Quem nos comprova essa hipótese é o próprio mestre do subgênero cinematográfico que imortalizou as criaturas no cinema, George Romero. O diretor e roteirista, inspiração de 10 entre cada 10 cineastas, escritores de quadrinhos e produtores que já exploraram os zumbis em alguma mídia, dedicou o que provavelmente é seu filme mais peculiar para explorar os recônditos das mentes dos mortos-vivos. Dia dos Mortos (Day of the Dead, 1985) pode não ser tão conhecido e celebrado como A Noite dos Mortos Vivos (Night of the Living Dead, 1968) ou O Despertar dos Mortos (Dawn of the Dead, 1978), mas merece ser lembrado e revisto por nos trazer aquele que é o zumbi mais carismático já visto na telona: Bub, o morto-vivo domesticado.

Dr. Frankenstein e seu

Dr. Frankenstein e seu “pupilo”: tentando trazer um pouco de civilidade para o comportamento zumbi. (Foto: Divulgação)
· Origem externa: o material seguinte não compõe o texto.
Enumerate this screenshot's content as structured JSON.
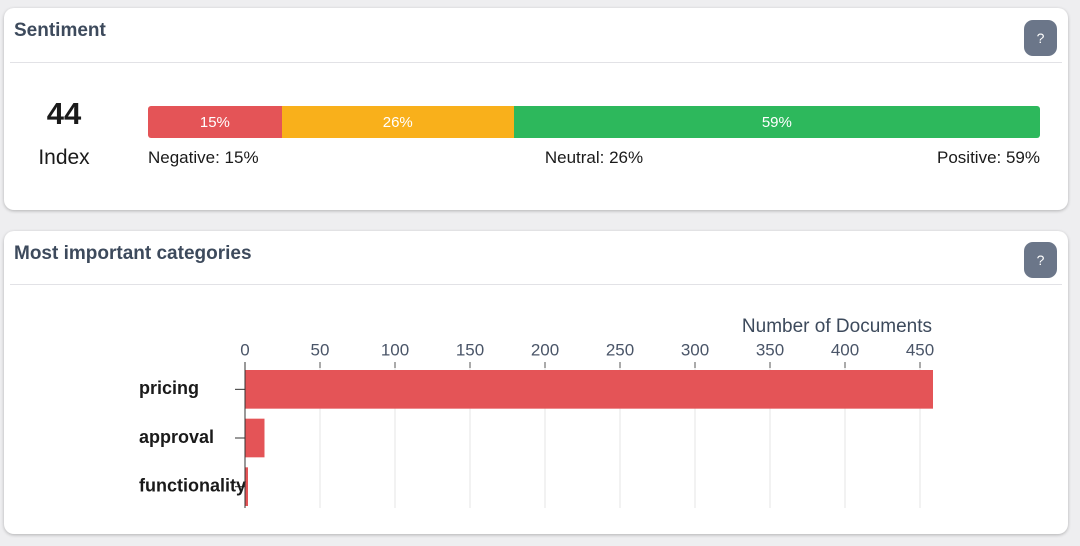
{
  "sentiment": {
    "title": "Sentiment",
    "help": "?",
    "index": "44",
    "index_label": "Index",
    "segments": [
      {
        "name": "Negative",
        "value": 15,
        "value_label": "15%",
        "color": "#e45457",
        "legend": "Negative: 15%"
      },
      {
        "name": "Neutral",
        "value": 26,
        "value_label": "26%",
        "color": "#f9b01b",
        "legend": "Neutral: 26%"
      },
      {
        "name": "Positive",
        "value": 59,
        "value_label": "59%",
        "color": "#2db85c",
        "legend": "Positive: 59%"
      }
    ]
  },
  "categories_card": {
    "title": "Most important categories",
    "help": "?",
    "chart_data": {
      "type": "bar",
      "orientation": "horizontal",
      "x_label": "Number of Documents",
      "categories": [
        "pricing",
        "approval",
        "functionality"
      ],
      "values": [
        460,
        13,
        2
      ],
      "color": "#e45457",
      "xlim": [
        0,
        458
      ],
      "xticks": [
        0,
        50,
        100,
        150,
        200,
        250,
        300,
        350,
        400,
        450
      ],
      "grid": true
    }
  }
}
Em Dia dos Mortos, acompanhamos a atribulada rotina de um grupo de militares e cientistas que, isolados em um bunker abaixo da terra, tenta achar uma saída para a infestação zumbi que assolou o país inteiro. Para isso, catam zumbis em um túnel e os levam para experimentos de gosto duvidoso. Longe de ser um filme típico do gênero, o terror de Romero dá mais atenção à tensão que paira entre os sobreviventes do que à ameaça dos mortos-vivos em si. A primeira morte causada por um zumbi, por exemplo, ocorre somente aos 58 minutos da projeção – e olhem que o filme tem 1h40min de duração.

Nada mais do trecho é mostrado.